Rukun iman pertama dalam Islam adalah percaya kepada Allah, Tuhan yang Mahakuasa dan Mahaesa. Sebagaimana disiratkan oleh istilah Allah, percaya kepada Allah merupakan monoteisme yang kuat dan murni. Allah adalah Satu Tuhan. Tidak ada tuhan lain. Allah adalah Tuhan seluruh umat manusia, seluruh bentuk kehidupan, seluruh makhluk, dan seluruh alam.

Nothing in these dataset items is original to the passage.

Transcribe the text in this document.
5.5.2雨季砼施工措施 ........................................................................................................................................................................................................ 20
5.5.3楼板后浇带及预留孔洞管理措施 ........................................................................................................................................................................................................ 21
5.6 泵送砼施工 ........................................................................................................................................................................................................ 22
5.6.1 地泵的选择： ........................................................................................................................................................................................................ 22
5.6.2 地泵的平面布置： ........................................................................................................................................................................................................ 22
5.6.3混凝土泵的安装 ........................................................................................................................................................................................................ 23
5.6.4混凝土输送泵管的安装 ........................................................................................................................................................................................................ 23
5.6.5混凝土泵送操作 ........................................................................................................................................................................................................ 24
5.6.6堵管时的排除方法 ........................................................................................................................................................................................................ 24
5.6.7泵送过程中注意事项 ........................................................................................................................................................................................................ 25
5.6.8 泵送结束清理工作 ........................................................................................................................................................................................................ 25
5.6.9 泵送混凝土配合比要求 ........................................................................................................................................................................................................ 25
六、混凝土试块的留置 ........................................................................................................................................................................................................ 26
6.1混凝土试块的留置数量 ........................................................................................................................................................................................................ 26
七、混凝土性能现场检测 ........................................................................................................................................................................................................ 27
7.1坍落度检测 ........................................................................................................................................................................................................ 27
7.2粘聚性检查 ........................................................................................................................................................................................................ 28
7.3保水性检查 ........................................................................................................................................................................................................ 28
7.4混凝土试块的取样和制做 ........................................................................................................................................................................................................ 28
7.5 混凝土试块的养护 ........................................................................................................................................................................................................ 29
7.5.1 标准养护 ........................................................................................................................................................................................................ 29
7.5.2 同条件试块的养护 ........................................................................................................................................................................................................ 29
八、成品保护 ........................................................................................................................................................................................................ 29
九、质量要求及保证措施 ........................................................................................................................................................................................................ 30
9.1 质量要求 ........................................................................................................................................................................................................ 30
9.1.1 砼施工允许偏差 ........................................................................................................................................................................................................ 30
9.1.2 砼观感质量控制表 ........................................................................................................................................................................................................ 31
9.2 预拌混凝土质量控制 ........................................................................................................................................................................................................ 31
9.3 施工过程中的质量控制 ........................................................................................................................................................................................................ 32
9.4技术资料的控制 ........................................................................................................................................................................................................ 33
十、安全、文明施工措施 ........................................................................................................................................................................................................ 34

Segala puji bagi Allah, Tuhan yang menopang seluruh alam.1
Allah bukanlah tuhan bangsa atau etnis tertentu di antara banyak tuhan, sebagaimana dinyatakan oleh agama Yahudi awal, dan yang setidaknya diisyaratkan oleh pembacaan atas ayat Perjanjian Lama di bawah ini. Dalam hal ini, harus ditunjukkan bahwa ayat berikut -- ayat pertama dari Sepuluh Perintah -- tidak menyangkal keberadaan tuhan-tuhan lain. Tetapi, ayat tersebut hanya memprioritaskan tuhan yang disembah oleh anak-anak Israel dan menetapkan tuhan tertentu untuk suku tersebut, yaitu "tuhannya Abraham, Ishak, dan Yakub".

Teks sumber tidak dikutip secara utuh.